Greg Graffin has always been a big influence on the way I approach things. I love punk rock, but there was always a stigma attached to those that partook in the genre. It’s true I was part of a generation that pushed the vision of the '90s slacker kid, but I would like to think it was much more than that. Punk rock can mean a lot of things, but it was the attitude that I gravitated towards. Always rooted in anti-establishment, but didn’t mean that we weren’t smart, or slackers. It meant that we took a different perspective on the world at large, and railed against what was happening. All that was seen by others was anger… and it was perceived to be unfocused anger.
But then I heard Bad Religion’s Suffer and I realized that anger can be as focused as a laser shot at those that hold all the cards… and focused anger is a powerful tool. When Graffin received his Ph.D. I wasn’t surprised -- the guy is really smart -- but what really inspired me was when I saw a bio on him with the description: "Greg Graffin: American punk rock singer, college lecturer, author, and Ph.D. from Cornell University." As if the American punk rock was so ingrained in him that it came before everything else.

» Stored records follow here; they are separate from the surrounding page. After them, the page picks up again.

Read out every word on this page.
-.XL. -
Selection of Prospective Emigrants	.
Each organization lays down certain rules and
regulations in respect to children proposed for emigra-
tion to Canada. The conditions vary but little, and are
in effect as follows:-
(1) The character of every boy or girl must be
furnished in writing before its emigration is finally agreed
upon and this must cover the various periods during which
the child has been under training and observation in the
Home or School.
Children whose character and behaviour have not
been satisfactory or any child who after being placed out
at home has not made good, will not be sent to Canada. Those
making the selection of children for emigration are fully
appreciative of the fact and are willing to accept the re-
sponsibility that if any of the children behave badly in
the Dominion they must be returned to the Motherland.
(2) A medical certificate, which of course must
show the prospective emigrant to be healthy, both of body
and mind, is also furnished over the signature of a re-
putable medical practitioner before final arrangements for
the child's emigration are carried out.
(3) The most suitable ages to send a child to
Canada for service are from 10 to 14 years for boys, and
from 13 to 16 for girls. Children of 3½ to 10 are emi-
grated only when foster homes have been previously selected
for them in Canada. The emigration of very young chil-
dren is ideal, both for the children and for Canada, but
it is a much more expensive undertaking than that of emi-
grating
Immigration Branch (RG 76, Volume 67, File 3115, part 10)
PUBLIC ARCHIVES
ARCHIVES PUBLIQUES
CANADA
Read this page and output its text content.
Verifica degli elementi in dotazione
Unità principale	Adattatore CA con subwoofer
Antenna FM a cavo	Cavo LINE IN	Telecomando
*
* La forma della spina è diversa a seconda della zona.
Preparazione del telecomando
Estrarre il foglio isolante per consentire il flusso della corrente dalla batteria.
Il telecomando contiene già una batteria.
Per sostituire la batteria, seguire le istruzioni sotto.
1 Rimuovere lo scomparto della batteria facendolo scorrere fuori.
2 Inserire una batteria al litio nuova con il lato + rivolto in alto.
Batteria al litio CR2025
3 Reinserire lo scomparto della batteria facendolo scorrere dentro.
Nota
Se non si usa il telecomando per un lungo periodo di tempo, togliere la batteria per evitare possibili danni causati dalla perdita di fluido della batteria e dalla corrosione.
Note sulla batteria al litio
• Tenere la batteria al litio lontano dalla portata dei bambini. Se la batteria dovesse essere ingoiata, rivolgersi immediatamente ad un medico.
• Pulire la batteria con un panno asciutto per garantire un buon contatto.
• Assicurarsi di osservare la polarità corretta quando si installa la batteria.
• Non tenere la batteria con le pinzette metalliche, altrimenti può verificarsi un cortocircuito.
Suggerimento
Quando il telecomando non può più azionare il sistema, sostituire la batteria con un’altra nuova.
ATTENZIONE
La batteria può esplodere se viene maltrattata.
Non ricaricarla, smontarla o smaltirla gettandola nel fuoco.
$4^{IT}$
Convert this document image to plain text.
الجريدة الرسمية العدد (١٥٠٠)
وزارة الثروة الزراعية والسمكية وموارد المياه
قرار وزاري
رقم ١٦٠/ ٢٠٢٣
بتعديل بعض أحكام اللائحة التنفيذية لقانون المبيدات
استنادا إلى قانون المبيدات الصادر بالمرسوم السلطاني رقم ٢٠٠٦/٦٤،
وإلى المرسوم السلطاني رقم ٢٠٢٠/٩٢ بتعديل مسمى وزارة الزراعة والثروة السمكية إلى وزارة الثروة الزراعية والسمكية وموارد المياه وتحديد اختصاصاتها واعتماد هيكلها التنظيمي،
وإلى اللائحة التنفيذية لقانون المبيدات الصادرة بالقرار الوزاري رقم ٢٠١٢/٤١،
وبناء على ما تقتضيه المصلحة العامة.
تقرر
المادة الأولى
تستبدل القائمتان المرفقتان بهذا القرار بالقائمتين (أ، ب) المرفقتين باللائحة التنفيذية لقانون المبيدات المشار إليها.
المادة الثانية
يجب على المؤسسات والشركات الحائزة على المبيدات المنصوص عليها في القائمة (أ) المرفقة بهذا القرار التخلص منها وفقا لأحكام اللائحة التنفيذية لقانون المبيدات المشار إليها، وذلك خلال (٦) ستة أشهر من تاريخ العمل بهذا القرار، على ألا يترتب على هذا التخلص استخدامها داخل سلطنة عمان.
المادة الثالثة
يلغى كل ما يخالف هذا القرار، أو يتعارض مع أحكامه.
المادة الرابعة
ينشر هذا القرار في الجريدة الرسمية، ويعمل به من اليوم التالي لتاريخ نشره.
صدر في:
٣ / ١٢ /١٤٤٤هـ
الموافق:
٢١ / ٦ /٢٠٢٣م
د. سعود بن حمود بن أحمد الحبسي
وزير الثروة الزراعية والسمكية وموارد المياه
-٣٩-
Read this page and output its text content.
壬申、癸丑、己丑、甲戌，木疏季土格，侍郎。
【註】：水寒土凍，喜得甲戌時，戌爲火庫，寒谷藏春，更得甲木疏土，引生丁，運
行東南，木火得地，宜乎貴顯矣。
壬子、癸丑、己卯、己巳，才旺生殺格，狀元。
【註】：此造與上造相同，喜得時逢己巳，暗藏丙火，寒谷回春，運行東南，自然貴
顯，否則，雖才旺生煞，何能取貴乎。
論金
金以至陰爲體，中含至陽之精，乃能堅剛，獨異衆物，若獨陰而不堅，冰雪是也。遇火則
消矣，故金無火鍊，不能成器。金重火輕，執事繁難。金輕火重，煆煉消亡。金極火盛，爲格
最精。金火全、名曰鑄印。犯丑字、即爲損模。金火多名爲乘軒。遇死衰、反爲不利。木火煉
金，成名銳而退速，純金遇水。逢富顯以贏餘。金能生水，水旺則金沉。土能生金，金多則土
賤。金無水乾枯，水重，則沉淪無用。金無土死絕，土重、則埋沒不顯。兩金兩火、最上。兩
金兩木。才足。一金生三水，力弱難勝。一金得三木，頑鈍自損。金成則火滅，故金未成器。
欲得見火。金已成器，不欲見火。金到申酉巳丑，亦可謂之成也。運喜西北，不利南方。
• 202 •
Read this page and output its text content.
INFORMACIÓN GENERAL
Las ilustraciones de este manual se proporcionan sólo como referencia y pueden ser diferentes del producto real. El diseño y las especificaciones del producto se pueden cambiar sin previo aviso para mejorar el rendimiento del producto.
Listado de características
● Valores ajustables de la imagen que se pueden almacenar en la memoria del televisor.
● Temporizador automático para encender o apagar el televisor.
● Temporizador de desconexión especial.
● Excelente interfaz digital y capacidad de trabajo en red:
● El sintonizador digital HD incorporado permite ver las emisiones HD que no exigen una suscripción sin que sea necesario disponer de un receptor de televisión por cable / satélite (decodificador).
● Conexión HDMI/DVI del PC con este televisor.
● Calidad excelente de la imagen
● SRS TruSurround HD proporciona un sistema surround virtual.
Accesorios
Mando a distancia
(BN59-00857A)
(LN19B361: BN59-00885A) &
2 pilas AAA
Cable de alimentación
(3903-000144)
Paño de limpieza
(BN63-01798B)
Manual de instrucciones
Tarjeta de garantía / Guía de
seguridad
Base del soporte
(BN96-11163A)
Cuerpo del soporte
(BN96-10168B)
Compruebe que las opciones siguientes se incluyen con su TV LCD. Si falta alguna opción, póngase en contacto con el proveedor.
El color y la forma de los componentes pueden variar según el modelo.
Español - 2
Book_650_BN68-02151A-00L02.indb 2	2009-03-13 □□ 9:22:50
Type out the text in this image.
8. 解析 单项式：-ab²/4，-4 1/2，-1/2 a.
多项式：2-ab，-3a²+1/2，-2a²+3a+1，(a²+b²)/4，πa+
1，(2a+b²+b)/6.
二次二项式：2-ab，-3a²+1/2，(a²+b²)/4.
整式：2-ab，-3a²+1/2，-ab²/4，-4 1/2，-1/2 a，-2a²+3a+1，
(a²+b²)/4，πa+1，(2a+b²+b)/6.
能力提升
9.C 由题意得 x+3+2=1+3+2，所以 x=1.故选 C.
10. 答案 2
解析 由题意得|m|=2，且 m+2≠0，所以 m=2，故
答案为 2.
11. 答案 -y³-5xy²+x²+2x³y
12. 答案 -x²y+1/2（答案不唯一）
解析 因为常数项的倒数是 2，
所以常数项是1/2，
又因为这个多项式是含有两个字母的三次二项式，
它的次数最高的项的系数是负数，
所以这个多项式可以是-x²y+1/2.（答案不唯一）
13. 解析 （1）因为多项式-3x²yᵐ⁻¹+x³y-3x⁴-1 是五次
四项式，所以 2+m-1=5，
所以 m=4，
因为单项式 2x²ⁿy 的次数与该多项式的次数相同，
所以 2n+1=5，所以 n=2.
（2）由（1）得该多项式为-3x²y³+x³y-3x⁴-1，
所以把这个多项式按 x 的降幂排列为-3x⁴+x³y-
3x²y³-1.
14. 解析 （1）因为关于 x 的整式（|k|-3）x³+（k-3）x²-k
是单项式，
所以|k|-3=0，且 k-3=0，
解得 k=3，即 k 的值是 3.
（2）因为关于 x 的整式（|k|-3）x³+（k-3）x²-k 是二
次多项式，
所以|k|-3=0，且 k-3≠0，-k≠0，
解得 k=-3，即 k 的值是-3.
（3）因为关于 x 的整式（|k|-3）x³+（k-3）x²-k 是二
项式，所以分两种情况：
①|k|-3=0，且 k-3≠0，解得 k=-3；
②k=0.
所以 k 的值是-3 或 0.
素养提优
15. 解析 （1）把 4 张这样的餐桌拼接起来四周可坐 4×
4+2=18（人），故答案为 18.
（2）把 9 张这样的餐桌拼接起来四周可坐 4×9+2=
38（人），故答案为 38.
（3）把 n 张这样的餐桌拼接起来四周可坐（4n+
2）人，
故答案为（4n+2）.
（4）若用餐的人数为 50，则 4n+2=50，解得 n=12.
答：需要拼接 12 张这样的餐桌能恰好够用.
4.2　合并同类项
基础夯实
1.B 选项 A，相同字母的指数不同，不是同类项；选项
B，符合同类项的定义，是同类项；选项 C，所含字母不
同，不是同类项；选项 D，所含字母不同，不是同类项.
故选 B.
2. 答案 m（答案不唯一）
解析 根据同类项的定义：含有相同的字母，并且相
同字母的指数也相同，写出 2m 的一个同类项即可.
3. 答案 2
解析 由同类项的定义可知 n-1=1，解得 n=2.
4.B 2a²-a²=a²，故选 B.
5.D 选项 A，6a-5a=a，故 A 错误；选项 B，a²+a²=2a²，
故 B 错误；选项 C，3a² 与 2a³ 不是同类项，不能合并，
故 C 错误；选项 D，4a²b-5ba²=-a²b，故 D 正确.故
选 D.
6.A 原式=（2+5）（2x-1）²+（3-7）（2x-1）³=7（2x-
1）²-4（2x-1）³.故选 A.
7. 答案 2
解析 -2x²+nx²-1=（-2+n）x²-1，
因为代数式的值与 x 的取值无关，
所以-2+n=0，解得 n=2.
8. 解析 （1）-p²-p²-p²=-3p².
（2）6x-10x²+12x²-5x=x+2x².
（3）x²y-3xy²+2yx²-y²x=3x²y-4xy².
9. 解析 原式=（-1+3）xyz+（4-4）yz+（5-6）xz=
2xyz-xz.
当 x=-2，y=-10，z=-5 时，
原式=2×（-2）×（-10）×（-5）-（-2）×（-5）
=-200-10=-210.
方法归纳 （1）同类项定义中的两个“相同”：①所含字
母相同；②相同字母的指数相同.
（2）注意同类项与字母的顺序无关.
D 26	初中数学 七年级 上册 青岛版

Even though having a Ph.D. from an Ivy League school is about one of the biggest accomplishments you can have, American punk rock was the calling card he used.
With that being said, Graffin’s solo records were not always loud and distorted. His first two records focused on pop and folk music, but that didn’t mean they weren’t punk rock. And I was super delighted when Graffin announced his newest solo record Millport. The deliberately country record was recorded with members of Social Distortion and Bad Religion, and is genuinely good. It sounds just like it should: punk rockers going country. Graffin’s nasally voice is open, honest, and more honed than normal. His goal this time around was not to have his voice heard above the dirge and saw of distorted instruments, but to add some rust to the natural twang. Album opener “Back Roads of My Mind” is a dusty toe-tapper ready for radio. “Too Many Virtues” hums along with a chorus that is hard to remove from your brain and will be there for some time after listening. “Millport” is another well-written gem and an homage to the album’s namesake, a town in need of a lift, with a resilient people. “Time of Need” is as close to a spiritual as you will get, with Graffin singing “Amen… no religion will help this time of need.” The trio of “Making Time,” “Shotgun,” and “Echo On the Hill” is driving music at its best, with “Echo On the Hill” deeply rooted in bluegrass. “Wax Wings” is a soulful mover with a beautiful fiddle solo in the middle, mandolin, and piano peppered throughout and a wonderful bookend to the record.
Graffin draws a personal, historical line from his family in the Midwest to the overall vibe of the record citing: “the people who introduced me to Old-time music are now old-timers themselves.” With Millport, and all his other musical ventures, Graffin forces you to listen to him because he has something powerful to say, without saying it too loud, focused like a laser. How punk rock is that?